The Central Market in KL has been in existence since 1888 when it originated as a wet market. Today it is inside an air conditioned building, and has certainly come a long way since its humble beginnings. While it is certainly more upscale and modern than most Asian markets, it is still worth a visit. There are lots of local artisan shops as well as food, and it’s a great place to buy souvenirs.
*TIP* Merdeka Square (where Malaysia declared its independence from Great Britain), The Central Market, and Chinatown are all within walking distance of one another. Take the metro to Masjid Jamek station and walk to Merdeka Square. From there walk the few blocks to The Central Market and enjoy the air conditioning while having a snack. Finally, make your way to Chinatown and wander the streets lined with stalls selling everything from chickens to luggage. A quick loop that covers three of the major tourist attractions in KL.
As was the case in Singapore, we decided our splurge in KL would be fancy cocktails! The 33rd floor bar at Trader’s boasts the best view of the Petronas Towers in the city, so naturally we decided to check it out. Alcohol is still fairly expensive in Malaysia compared to the rest of Southeast Asia (although it’s definitely cheaper than Singapore). Malaysia is a Muslim country, so the import tax on things like alcohol and cigarettes is high, however, this means you get a little break from the rowdy young gap year backpackers chugging buckets and slinging shots (not that we haven’t been those people a few times more than we like to admit).

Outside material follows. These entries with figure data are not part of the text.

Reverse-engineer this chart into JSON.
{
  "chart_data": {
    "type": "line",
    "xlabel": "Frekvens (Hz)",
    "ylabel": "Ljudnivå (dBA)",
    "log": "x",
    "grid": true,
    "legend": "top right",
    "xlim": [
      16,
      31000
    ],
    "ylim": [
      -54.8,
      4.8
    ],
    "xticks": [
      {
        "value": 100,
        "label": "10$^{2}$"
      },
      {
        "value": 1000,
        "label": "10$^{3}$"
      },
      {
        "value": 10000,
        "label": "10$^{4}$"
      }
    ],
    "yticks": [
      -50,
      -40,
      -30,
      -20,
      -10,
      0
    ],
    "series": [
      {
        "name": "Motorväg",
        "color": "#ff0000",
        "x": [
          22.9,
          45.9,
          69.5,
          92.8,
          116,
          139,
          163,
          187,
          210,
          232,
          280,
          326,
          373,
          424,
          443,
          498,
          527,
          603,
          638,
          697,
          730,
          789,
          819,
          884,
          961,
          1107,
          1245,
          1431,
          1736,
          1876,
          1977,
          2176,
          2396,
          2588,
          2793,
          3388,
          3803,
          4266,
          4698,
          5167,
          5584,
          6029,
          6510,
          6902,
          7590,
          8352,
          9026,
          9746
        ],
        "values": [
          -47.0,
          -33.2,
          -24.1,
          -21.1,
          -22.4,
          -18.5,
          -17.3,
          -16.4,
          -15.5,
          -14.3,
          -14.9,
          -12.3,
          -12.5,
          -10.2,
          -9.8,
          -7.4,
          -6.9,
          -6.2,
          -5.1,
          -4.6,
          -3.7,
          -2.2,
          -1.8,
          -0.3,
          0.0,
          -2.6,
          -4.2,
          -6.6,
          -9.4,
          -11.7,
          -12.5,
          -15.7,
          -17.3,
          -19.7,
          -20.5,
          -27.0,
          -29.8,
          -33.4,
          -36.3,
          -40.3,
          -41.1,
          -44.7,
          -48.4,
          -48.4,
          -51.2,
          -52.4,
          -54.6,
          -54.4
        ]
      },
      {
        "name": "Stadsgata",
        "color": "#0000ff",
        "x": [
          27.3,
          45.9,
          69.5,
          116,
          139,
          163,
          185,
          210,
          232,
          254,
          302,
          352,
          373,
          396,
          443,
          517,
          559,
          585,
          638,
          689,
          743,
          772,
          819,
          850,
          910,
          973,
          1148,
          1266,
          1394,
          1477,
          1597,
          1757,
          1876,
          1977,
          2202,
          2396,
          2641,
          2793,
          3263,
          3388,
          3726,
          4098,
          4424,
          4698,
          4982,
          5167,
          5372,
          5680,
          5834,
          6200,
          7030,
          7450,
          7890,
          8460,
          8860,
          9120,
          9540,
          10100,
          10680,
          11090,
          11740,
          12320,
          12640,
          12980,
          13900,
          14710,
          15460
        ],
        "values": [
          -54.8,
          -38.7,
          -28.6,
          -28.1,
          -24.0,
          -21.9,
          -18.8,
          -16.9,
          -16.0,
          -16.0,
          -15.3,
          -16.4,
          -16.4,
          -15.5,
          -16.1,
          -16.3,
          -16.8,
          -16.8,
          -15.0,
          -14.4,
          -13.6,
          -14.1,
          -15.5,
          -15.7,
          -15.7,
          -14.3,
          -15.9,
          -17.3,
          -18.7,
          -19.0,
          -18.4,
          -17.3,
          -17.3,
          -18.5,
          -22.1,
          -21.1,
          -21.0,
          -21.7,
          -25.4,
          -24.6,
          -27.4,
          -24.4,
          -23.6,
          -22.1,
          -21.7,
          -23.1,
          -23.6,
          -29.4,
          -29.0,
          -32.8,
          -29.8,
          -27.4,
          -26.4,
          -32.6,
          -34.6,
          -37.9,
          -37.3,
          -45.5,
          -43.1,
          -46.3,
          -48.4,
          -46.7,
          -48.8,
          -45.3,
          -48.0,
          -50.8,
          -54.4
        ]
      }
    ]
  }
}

There are still plenty of backpackers, but everyone is on a little bit better behavior in Malaysia than in, say, Thailand or Vietnam.
That being said, booze is still cheaper than home, so even a night at a hotel bar complete with a pool, DJ, and THE view won’t hurt your wallet. Trader’s was fairly quiet the night we went, but that was perfectly fine with us. It’s definitely the type of place that could easily turn into a sweaty mess, but luckily we avoided that. The DJ actually played some pretty good music, and since it wasn’t crowded we had a great view of the towers. There are little cushioned alcoves located against the windows, but they have a spending minimum attached. Since we weren’t looking to get crazy we snagged a high top, however, if we’d been with a group it definitely would have been worth it. The minimum is only 700 Malaysian Ringgit, or 180 USD. Cheapest table with a view I’ve ever heard of!
Trader’s didn’t have the class of Atlas, but it’s still definitely worth a visit for a few drinks, if only for the amazing view! They offer daily specials so check their Facebook before going. There’s no cover or drink minimum which means you could probably get away with going up and just hang out if you’re not in the mood for drinks.
*TIP* Go before 11 pm so the towers will still be lit up, and the light show will still be happening. We didn’t get there until after 11, but the view was spectacular nonetheless.
I could have spent weeks in KL, but unfortunately we just didn’t have that much time this trip. It is a city that I will definitely return to in the future due to its amazing culture, fantastic shopping, delicious local food, and interesting history. There is very much an “east meets west” vibe in KL that I loved, and overall it is a very welcoming city that is easy to navigate. I found it to have a little more charm than Singapore, but I’m still not sure which one I like better. What is your favorite city in Southeast Asia? Let us know!